Syria's Euphrates reservoirs have filled to 97 percent of capacity after a wet season and upstream releases, prompting authorities to raise dam discharges and evacuate families from a flooded camp in Jarabulus.

Reservoirs Near Full Capacity

The reservoirs along Syria's Euphrates River have filled to more than 97 percent of capacity, the director general of the General Euphrates Dam Authority, Haitham Bakour, said in a statement carried by the Syrian Ministry of Energy on Saturday, 23 May 2026. The authority oversees the country's three main dams on the river.

Storage has risen by roughly three billion cubic meters since the start of the year, against a total system capacity of about 16 billion cubic meters.

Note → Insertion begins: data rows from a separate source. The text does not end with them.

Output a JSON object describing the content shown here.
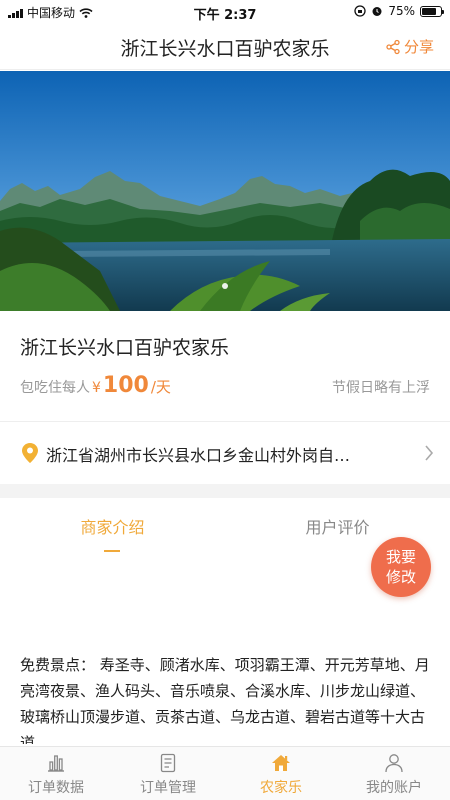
{
  "status_bar": {
    "carrier": "中国移动",
    "time": "下午 2:37",
    "battery": "75%",
    "battery_level": 0.75
  },
  "nav": {
    "title": "浙江长兴水口百驴农家乐",
    "share_label": "分享",
    "share_icon": "share-icon"
  },
  "hero": {
    "slide_count": 1,
    "active_slide": 1
  },
  "listing": {
    "name": "浙江长兴水口百驴农家乐",
    "price_prefix": "包吃住每人",
    "currency": "¥",
    "price": "100",
    "price_unit": "/天",
    "holiday_note": "节假日略有上浮",
    "address": "浙江省湖州市长兴县水口乡金山村外岗自…"
  },
  "tabs": [
    {
      "label": "商家介绍",
      "active": true
    },
    {
      "label": "用户评价",
      "active": false
    }
  ],
  "edit_button": {
    "line1": "我要",
    "line2": "修改"
  },
  "description": "免费景点：  寿圣寺、顾渚水库、项羽霸王潭、开元芳草地、月亮湾夜景、渔人码头、音乐喷泉、合溪水库、川步龙山绿道、玻璃桥山顶漫步道、贡茶古道、乌龙古道、碧岩古道等十大古道",
  "tab_bar": [
    {
      "label": "订单数据",
      "icon": "bar-chart-icon",
      "active": false
    },
    {
      "label": "订单管理",
      "icon": "document-icon",
      "active": false
    },
    {
      "label": "农家乐",
      "icon": "house-icon",
      "active": true
    },
    {
      "label": "我的账户",
      "icon": "person-icon",
      "active": false
    }
  ],
  "colors": {
    "accent": "#f0883a",
    "tab_active": "#f0a93a",
    "fab": "#ef6d4c"
  }
}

The fill reflects an unusually wet season together with sustained inflows along the river.

Discharges to Be Raised

Outflow through the Kadiran Dam will rise in the coming days from around 500 cubic meters per second to about 800 cubic meters per second, the dam authority said. The increase is intended to manage levels in the reservoirs and to keep electricity output steady; normal generation across the dam system runs at 150 to 200 megawatt-hours.

Camp Evacuated in Jarabulus

Downstream, Syrian Civil Defense teams evacuated six families from a camp on the edge of Jarabulus, in the eastern Aleppo countryside, after Euphrates water surrounded their tents. The surge followed the opening of dams across the Turkish border, which sharply increased flows along the river.

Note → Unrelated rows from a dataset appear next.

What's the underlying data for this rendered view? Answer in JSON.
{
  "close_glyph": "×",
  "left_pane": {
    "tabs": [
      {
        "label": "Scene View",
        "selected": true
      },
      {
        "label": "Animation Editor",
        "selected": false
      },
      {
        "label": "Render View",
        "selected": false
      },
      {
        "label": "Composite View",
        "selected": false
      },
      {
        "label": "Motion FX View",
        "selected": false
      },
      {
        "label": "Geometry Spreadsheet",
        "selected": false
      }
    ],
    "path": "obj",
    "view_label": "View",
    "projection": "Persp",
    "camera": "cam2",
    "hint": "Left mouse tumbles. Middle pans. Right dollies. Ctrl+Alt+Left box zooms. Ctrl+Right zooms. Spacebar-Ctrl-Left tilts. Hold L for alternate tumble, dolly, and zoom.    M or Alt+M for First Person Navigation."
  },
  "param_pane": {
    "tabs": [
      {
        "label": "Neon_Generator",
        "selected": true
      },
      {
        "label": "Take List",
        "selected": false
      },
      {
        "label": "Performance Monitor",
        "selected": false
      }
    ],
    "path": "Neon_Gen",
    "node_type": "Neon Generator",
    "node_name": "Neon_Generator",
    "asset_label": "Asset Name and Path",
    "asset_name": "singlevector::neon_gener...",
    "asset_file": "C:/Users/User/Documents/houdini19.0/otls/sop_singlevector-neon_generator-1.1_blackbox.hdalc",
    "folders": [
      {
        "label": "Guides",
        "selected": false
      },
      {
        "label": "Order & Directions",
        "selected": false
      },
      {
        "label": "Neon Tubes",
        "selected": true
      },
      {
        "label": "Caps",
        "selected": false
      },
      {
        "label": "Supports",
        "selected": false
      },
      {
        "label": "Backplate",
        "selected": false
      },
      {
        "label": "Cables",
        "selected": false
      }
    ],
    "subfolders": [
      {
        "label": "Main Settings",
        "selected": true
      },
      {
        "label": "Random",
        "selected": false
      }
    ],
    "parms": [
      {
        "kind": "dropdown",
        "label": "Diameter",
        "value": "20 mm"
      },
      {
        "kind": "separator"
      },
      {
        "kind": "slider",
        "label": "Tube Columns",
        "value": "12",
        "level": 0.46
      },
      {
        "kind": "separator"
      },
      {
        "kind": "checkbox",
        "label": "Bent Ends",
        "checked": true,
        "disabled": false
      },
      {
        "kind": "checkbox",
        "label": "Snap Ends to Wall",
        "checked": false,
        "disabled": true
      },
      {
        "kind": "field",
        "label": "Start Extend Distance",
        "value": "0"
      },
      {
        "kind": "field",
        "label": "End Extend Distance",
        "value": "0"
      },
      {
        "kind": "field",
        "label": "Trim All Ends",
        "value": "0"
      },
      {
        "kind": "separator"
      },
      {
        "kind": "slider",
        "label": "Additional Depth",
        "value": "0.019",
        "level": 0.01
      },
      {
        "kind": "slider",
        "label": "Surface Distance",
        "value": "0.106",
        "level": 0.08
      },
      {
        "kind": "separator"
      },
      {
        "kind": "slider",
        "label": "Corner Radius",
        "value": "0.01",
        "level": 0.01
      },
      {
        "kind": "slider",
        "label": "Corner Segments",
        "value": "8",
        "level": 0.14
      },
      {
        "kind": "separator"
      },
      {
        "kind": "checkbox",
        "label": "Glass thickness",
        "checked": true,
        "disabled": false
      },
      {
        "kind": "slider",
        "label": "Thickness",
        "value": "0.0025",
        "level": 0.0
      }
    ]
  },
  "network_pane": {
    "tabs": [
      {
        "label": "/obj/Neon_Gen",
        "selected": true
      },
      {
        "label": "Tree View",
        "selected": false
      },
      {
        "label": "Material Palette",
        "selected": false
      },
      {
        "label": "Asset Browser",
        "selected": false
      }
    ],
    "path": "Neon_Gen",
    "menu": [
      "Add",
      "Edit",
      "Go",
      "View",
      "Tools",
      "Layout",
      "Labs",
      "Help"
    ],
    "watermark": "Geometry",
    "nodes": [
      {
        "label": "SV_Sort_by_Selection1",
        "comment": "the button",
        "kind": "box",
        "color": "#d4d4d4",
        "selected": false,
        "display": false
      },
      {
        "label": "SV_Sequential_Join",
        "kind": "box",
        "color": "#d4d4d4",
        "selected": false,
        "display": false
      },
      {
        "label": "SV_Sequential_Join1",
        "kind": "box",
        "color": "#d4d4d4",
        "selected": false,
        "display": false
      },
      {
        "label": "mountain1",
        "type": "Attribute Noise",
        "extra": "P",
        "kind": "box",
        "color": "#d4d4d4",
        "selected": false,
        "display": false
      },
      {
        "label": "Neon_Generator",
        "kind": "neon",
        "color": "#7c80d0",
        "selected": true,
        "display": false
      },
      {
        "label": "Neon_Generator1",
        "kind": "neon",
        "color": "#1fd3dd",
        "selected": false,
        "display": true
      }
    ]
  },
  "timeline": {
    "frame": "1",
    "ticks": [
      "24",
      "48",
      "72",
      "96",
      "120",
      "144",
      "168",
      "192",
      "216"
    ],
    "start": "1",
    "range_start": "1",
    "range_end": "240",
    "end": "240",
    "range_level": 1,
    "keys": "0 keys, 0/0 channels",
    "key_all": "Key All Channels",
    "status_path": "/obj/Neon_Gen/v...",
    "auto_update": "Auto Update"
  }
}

The director of the Civil Defense center in Jarabulus, Abdel Jabbar Al-Jumaa, said teams moved the affected families to safer ground after water reached the tents. Crews remained on standby for further evacuations if upstream discharges from Kadiran pushed levels higher.

Pressure on Aging Infrastructure

The rise in flows is also testing barriers along the river. A water barrier near the Al-Sihha site, which collapsed in March from an initial breach of about one meter, has since widened to roughly five meters as water pressure increased.

Balancing Power and Flood Risk

Dam operators are navigating between two priorities: keeping reservoir levels safe and preserving the hydroelectric output the Euphrates dams supply to the national grid. With reservoirs near the operational ceiling and upstream releases continuing, the room for maneuver is narrowing.